And here is the beauty, a Red Sea Reefer 350:




I scaped it this saturday, so it has now been running for 4 days.

Unfortunatly I didn't take Pictures during the hard-scape. But I will upload pictures of the finished scape and equipment in the following post.

Kaj


----------



## Jamie McGrath (18 Nov 2015)

Addict


----------



## AshRolls (18 Nov 2015)

This is the tank I would really love (though I would run it low tech). How noisy is the sump overflow?


----------



## Kajpai (18 Nov 2015)

And here is the finished scape:
Edit: Only finished With the plants I had on hand, I definately will add to and tweek the background planting. I will also add tons more Anubias in the foreground (bought everything they had in)

Day 1:







Day 4
The Macandra from the Edge has already grown a few cm.




Here is a few views of the filter/Equipment:









Here is the ATO resevoirs in the side cabinet:


----------



## Kajpai (18 Nov 2015)

AshRolls said:


> This is the tank I would really love (though I would run it low tech). How noisy is the sump overflow?



It is really really quiet. The reefer overflow can be dialed in to match Your Return pump perfectly. In fact, the only thing i can hear is vibrating noise from the Return pump itself. I intend to fix that somehow


----------



## Ryan12345 (19 Nov 2015)

1 word to describe how im feeling, Jealous 
That stand is amazing + the sump and auto ferts is something i could only dream of.
The piece of wood you have in-front of the intake is drawing my eyes to the intake, i would move it over to the left and add some long plants there like jungle val to hide it. But of-course this could be all part of creating your masterpiece
and i am by no means "good" at aquascaping, just giving my opinion 
Love the scape overall!
GJ man


----------



## Martin in Holland (19 Nov 2015)

UHM???....wow, that's an great installation and nice layout


----------



## banthaman.jm (19 Nov 2015)

@Martin in China has said it all.....
Jim


----------



## Tim Harrison (19 Nov 2015)

Wow inspirational set up...the scape ain't too shabby either
Very nicely done all round.


----------



## Kajpai (19 Nov 2015)

Ryan12345 said:


> 1 word to describe how im feeling, Jealous
> That stand is amazing + the sump and auto ferts is something i could only dream of.
> The piece of wood you have in-front of the intake is drawing my eyes to the intake, i would move it over to the left and add some long plants there like jungle val to hide it. But of-course this could be all part of creating your masterpiece



Thanks But you wouldn't envy my bank balance  I did go overboard on this project, but I view it as an investment. Experience with the Edge showed that I might as well go all in, as opposed to the everlasting marginal upgrades, that only fills my storage.

Agree on root placement for now. I imagined the high root would help hide the intake chamber, but instead it draws you to it. I need some training when it comes to creating and positioning focal points.
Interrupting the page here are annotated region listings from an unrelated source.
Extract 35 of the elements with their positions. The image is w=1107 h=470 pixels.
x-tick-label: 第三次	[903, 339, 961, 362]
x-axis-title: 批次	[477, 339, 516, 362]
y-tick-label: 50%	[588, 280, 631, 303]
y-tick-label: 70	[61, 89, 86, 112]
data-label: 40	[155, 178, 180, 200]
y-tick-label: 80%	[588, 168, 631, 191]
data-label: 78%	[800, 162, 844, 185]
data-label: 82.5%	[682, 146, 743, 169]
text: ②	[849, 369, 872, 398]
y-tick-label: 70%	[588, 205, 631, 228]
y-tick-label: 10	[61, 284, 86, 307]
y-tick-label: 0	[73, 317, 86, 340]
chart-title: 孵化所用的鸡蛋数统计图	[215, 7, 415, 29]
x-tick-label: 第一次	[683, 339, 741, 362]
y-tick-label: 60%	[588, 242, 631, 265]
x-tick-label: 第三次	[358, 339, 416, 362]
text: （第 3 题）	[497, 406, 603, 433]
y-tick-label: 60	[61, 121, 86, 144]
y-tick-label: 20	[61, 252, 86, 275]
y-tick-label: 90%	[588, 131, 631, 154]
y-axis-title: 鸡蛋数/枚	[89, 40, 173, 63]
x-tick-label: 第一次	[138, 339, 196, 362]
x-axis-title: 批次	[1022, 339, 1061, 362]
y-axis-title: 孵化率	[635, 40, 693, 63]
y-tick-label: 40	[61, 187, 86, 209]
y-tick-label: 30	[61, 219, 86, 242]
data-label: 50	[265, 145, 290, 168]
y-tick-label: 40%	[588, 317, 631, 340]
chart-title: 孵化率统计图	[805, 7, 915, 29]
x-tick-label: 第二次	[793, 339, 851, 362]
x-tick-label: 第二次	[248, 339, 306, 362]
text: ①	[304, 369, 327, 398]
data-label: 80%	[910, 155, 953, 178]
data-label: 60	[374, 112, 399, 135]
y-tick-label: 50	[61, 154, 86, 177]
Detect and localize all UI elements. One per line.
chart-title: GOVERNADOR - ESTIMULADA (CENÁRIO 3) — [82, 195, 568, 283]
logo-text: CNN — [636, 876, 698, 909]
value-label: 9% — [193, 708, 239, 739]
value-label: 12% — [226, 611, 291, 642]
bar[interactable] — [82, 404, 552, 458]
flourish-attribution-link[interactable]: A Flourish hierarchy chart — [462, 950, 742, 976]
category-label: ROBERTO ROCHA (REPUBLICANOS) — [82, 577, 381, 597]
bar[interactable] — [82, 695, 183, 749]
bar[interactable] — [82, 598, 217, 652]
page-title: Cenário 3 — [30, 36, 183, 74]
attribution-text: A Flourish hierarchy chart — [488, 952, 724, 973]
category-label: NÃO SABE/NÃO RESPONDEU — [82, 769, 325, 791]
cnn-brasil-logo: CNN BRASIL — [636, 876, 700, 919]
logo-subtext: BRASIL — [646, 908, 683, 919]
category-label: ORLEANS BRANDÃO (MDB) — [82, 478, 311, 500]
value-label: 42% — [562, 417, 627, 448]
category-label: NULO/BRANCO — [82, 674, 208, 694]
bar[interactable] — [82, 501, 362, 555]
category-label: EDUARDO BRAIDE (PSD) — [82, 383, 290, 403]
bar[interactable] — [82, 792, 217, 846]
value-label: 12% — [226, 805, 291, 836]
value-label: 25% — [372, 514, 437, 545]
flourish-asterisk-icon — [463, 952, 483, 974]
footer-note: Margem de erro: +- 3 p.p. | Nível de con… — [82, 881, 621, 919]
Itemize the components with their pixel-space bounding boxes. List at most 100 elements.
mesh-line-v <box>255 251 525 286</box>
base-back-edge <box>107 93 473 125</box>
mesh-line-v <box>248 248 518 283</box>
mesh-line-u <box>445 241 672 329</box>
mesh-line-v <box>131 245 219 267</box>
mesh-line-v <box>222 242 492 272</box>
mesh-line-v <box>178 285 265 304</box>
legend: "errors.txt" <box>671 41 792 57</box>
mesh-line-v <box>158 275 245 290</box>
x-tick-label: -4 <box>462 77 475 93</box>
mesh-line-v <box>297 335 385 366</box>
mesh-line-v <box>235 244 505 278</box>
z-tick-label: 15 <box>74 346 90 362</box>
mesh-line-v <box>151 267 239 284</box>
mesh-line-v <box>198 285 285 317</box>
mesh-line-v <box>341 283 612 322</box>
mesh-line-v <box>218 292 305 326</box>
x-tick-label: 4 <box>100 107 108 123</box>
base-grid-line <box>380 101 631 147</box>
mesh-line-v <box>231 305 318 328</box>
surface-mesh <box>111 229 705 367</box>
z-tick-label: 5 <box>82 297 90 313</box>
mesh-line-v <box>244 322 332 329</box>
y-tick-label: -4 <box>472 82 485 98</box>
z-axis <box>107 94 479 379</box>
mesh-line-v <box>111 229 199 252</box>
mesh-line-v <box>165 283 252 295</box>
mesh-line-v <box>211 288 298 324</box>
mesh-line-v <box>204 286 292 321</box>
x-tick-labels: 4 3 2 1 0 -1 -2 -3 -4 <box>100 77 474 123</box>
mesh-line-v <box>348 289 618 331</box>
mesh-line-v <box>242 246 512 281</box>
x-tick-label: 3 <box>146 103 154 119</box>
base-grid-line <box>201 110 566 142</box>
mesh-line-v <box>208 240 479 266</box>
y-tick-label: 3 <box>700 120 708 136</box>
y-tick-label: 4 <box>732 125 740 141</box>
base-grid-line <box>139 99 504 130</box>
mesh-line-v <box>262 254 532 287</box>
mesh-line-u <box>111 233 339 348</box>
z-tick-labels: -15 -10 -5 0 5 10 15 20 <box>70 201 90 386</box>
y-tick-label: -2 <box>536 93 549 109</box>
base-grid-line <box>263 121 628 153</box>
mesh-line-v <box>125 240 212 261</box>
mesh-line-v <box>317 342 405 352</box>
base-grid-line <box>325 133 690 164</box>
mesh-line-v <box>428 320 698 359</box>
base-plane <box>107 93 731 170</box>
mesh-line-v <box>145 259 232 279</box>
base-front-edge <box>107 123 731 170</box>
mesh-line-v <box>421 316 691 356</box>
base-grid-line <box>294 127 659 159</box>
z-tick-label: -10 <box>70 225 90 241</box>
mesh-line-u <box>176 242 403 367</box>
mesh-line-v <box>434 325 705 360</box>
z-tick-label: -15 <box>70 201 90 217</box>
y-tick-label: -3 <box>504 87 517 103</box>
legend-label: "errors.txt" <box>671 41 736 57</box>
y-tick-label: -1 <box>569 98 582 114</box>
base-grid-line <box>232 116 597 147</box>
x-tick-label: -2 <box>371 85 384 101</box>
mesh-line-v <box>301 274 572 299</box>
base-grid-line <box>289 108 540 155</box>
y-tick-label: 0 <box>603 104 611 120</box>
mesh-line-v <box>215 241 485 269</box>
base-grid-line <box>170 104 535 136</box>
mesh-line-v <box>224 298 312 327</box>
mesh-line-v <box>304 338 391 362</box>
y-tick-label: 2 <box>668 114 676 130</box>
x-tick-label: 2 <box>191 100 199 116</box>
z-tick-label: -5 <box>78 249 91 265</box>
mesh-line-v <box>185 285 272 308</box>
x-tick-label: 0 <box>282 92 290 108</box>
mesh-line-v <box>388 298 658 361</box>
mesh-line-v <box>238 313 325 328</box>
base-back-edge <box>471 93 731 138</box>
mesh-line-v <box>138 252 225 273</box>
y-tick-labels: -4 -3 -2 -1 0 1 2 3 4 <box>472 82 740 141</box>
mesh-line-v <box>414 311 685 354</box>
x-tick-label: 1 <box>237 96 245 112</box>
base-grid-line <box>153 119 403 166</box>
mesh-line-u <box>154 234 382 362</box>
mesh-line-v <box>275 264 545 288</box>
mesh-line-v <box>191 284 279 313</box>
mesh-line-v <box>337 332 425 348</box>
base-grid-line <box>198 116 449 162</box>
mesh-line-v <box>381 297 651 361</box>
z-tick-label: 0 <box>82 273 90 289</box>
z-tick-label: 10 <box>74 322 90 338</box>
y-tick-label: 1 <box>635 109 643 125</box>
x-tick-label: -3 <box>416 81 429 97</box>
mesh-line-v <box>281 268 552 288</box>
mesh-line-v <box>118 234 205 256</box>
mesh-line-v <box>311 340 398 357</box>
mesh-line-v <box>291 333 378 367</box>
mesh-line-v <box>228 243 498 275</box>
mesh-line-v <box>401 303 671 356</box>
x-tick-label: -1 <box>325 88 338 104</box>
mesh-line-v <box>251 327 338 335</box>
There is sufficient space behind the rock in the center to get decent growth between the intake&root. I think this will counter the effect somewhat.
There is also a lot of space in the background of the right side. This is also where I ended up just putting down the last plants I had.

I will take some top-down pictures, to showcase the available space, and hopefully  get some recommendations on suitable plants 

Photos taken with my Samsung S5 is a let down in any case, and as a sub-project I will finally learn how to operate my wife's camera.
The water is now crystal clear (you could see some residue of a GH-booster in the last pictures), and I should be able give a better impression of how it looks IRL.

Kaj


----------



## Kajpai (19 Nov 2015)

Thanks for the positive feedback all 

Feel free to suggest changes, as it is a work in progress. I am inexperienced with creating depth&perspective in a tank of this scale.

I have had tons of inspiration from beautiful  scapes on this site (Pedro Rosa, George F, Luis Cardoso, Mark Evans, Stu Worrall and many more), 
But when it is time for your own scape, sitting there with a heap of stones & roots , its definitely not as easy as those guys make it seem!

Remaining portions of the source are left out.